I skipped the cheese and desserts since it was, soon, time to hop on my train. I still got to enjoy all their petit fours, which were expectedly well done without being as outstanding as some sampled at most haute dining ventures in Paris, for eg(8/10). No wine (I hate taking a train with wine in my blood), but they have one large wine selection of superb bottles covering most parts of the world, worth some intense perusing, with of course a vast list of Italian wines as well.
Pros: If I had to offer a special top-class dinner to a beloved one, La Pergola would be a top choice. It is not, on a personal level, a top favourite, for the simple reason that I am more into personal/authoritative cooking (Dal Pescatore fits in what I am trying to point out), but that is subjective, that is just me. The most important, to the most, is that it hits on all the right notes of a great haute dining experience. Which it does. I won’t argue against that. Also: the hotel of this restaurant (restaurant is on 9th floor) seems like a beautiful romantic retreat. I was not staying there and did not wander around neither, but from the few glimpses at the hotel’s interior, it looked very pretty.
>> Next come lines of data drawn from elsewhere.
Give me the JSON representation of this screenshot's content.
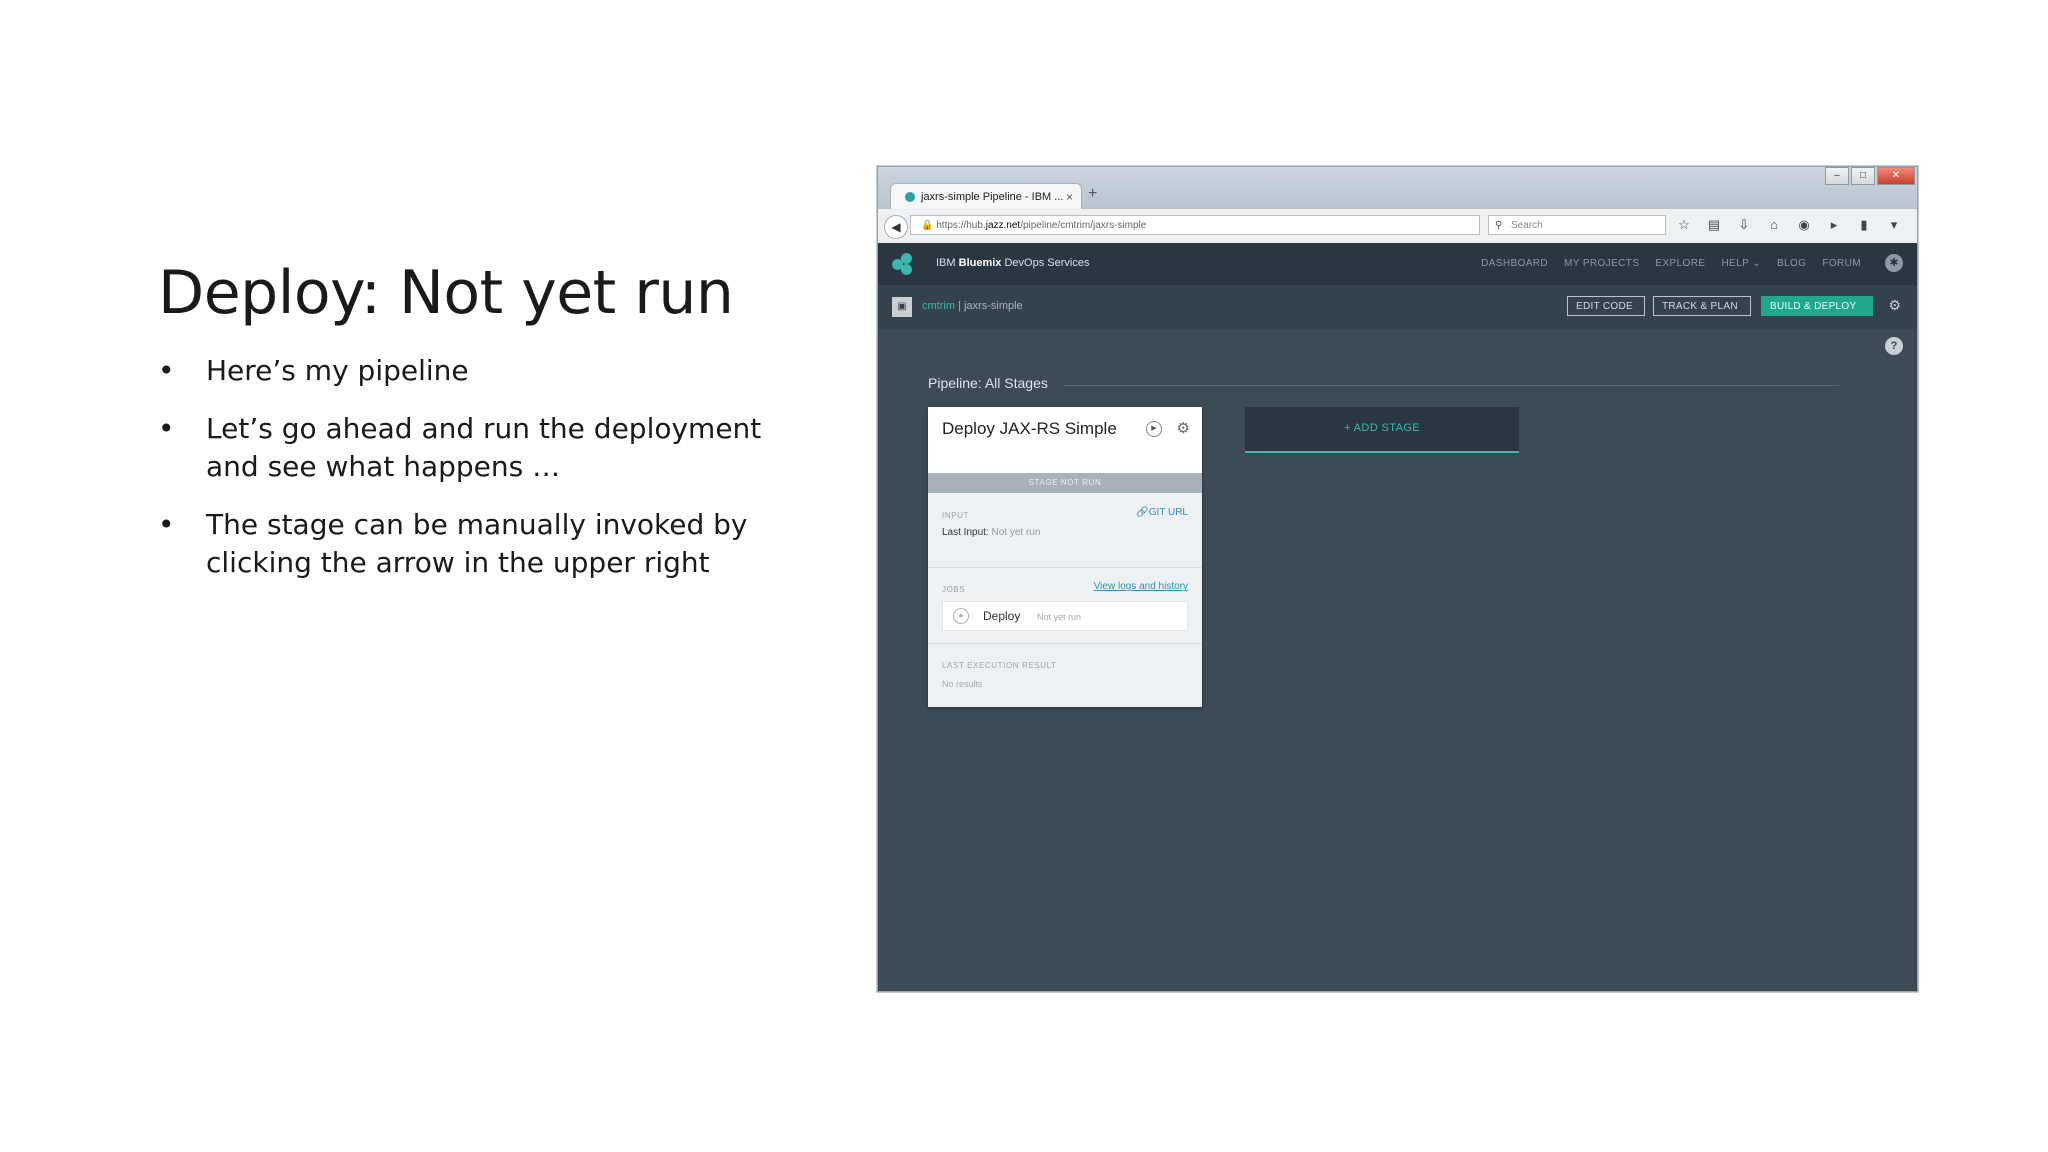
{
  "slide": {
    "title": "Deploy: Not yet run",
    "bullets": [
      "Here’s my pipeline",
      "Let’s go ahead and run the deployment and see what happens …",
      "The stage can be manually invoked by clicking the arrow in the upper right"
    ]
  },
  "browser": {
    "tab_title": "jaxrs-simple Pipeline - IBM ...",
    "url_prefix": "https://hub.",
    "url_host": "jazz.net",
    "url_path": "/pipeline/cmtrim/jaxrs-simple",
    "search_placeholder": "Search"
  },
  "app": {
    "brand_prefix": "IBM",
    "brand_name": "Bluemix",
    "brand_suffix": "DevOps Services",
    "nav": [
      "DASHBOARD",
      "MY PROJECTS",
      "EXPLORE",
      "HELP ⌄",
      "BLOG",
      "FORUM"
    ],
    "project_owner": "cmtrim",
    "project_name": "jaxrs-simple",
    "buttons": {
      "edit_code": "EDIT CODE",
      "track_plan": "TRACK & PLAN",
      "build_deploy": "BUILD & DEPLOY"
    }
  },
  "pipeline": {
    "heading": "Pipeline: All Stages",
    "add_stage": "+ ADD STAGE",
    "stage": {
      "title": "Deploy JAX-RS Simple",
      "status": "STAGE NOT RUN",
      "input_label": "INPUT",
      "git_url": "GIT URL",
      "last_input_label": "Last Input:",
      "last_input_value": "Not yet run",
      "jobs_label": "JOBS",
      "view_logs": "View logs and history",
      "job": {
        "name": "Deploy",
        "status": "Not yet run"
      },
      "last_result_label": "LAST EXECUTION RESULT",
      "last_result_value": "No results"
    }
  },
  "colors": {
    "accent": "#3fb6b0",
    "build_button": "#1fa88a",
    "pipeline_bg": "#3c4b55",
    "nav_bg": "#2a3740"
  }
}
Cons: At 3 star Michelin level, I tend to favor a more personal/authoritative cooking imprint, the type of cooking of which I can say ‘ok, ok, I think not many, at its level, can replicate that exact depth of flavor, this specific work of the texture, etc’. Though, in the case of La Pergola, their work of the texture of most of the dishes I was sampling was indeed of top flight level. The beauty with Italian cooking in Italy, is that no one will forgive you for cooking a bad dish since the produce is fabulous, the sense of taste seems collectively high, the competition between eateries is an epic battle, lol. So, they have numerous highly skilled artisan Chefs who know that people are eating their food because there’s something special/personal/authoritative in there, and you’ll find it at any level of their dining spectrum (haute or not). It’s really on that very specific aspect, where I felt that this meal could have been bettered (on the following days, my meals at Aimo e Nadia in Milan, Dal Pescatore in Canneto sull’Oglio as well as A cantina de Mananan in Corniglia would prove me right – they were not all as sophisticated as La Pergola’s, but I could remember each of the dishes I had at those 3 places…even months after, and in a blind tasting, I could tell exactly who cooked what).